La direction de BP a annoncé, mardi 27 mai 2026, le licenciement immédiat de son président, mettant fin à un conflit ouvert avec la directrice générale de l’entreprise. Cette décision intervient dans un contexte de renforcement de la stratégie pro-hydrocarbures adoptée par le géant pétrolier britannique en 2025, selon une analyse publiée par Le Monde.
Ce qu'il faut retenir
- Licenciement immédiat du président de BP pour désaccord stratégique avec la directrice générale.
- 2025 marque un tournant pour BP, avec une orientation claire en faveur des hydrocarbures.
- Conflit interne révélé au grand jour après des tensions prolongées entre la direction et la direction générale.
- Analyse du Monde soulignant l’abandon progressif des engagements climatiques de BP.
Le limogeage du président de BP, annoncé sans préavis, s’inscrit dans une logique de rupture avec les orientations passées de l’entreprise. Selon des sources internes, les divergences portaient sur la priorité à donner aux investissements dans les énergies fossiles au détriment des projets de transition énergétique. La directrice générale, Bernard Looney — en poste depuis 2020 — aurait imposé une feuille de route axée sur l’extraction et la commercialisation d’hydrocarbures, malgré les engagements climatiques historiques de BP.
Cette affaire éclaire d’un jour nouveau la stratégie globale du groupe. Dès 2025, BP avait fait le choix de réduire ses budgets dédiés aux énergies renouvelables pour se concentrer sur l’optimisation de ses actifs pétroliers et gaziers. « Ce virage antitransition climatique est désormais acté », a souligné Eric Albert, chroniqueur au service Économie du Monde, dans son analyse publiée ce jour. Le groupe a ainsi recentré ses activités sur l’exploitation de ses gisements existants, notamment en mer du Nord et aux États-Unis, au mépris des objectifs de neutralité carbone fixés par l’Accord de Paris.

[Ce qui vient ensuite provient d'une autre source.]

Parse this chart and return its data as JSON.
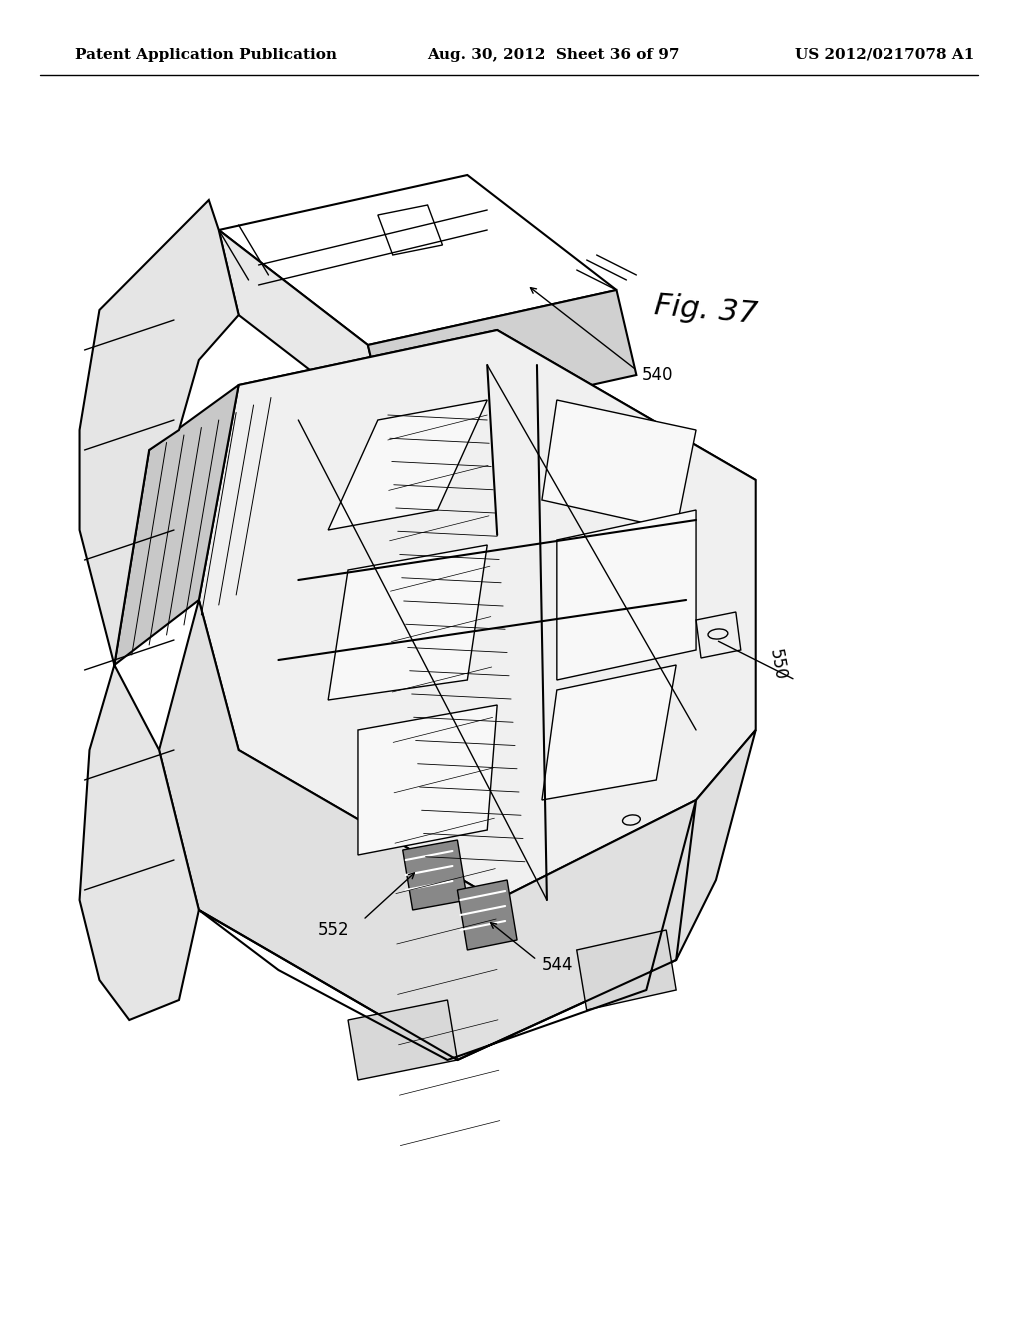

Les conséquences de cette décision pourraient s’étendre bien au-delà des murs de BP. Le secteur pétrolier, déjà sous pression pour son impact environnemental, voit son image se dégrader davantage. Les investisseurs ESG (Environnementaux, Sociaux et de Gouvernance) pourraient accélérer leur retrait des actifs liés aux énergies fossiles, tandis que les régulateurs pourraient durcir les contraintes sur les majors du secteur. En Europe, où les normes environnementales sont parmi les plus strictes au monde, BP risque de se retrouver en porte-à-faux avec les législations en vigueur.
Cette affaire rappelle que les tensions internes peuvent parfois refléter des fractures plus larges au sein des grandes entreprises. BP, autrefois perçue comme un leader de la transition énergétique, semble désormais alignée sur les stratégies des autres majors du pétrole. Reste à voir si cette inflexion stratégique portera ses fruits à moyen terme, alors que le monde accélère sa transition vers les énergies décarbonées.
Selon les informations publiées par Le Monde, le président de BP était critiqué pour son opposition à la stratégie pro-hydrocarbures imposée par la directrice générale, Bernard Looney. Ses détracteurs au sein du conseil d’administration lui reprochaient notamment de freiner les investissements dans les énergies fossiles et de privilégier des projets de transition climatique jugés trop coûteux.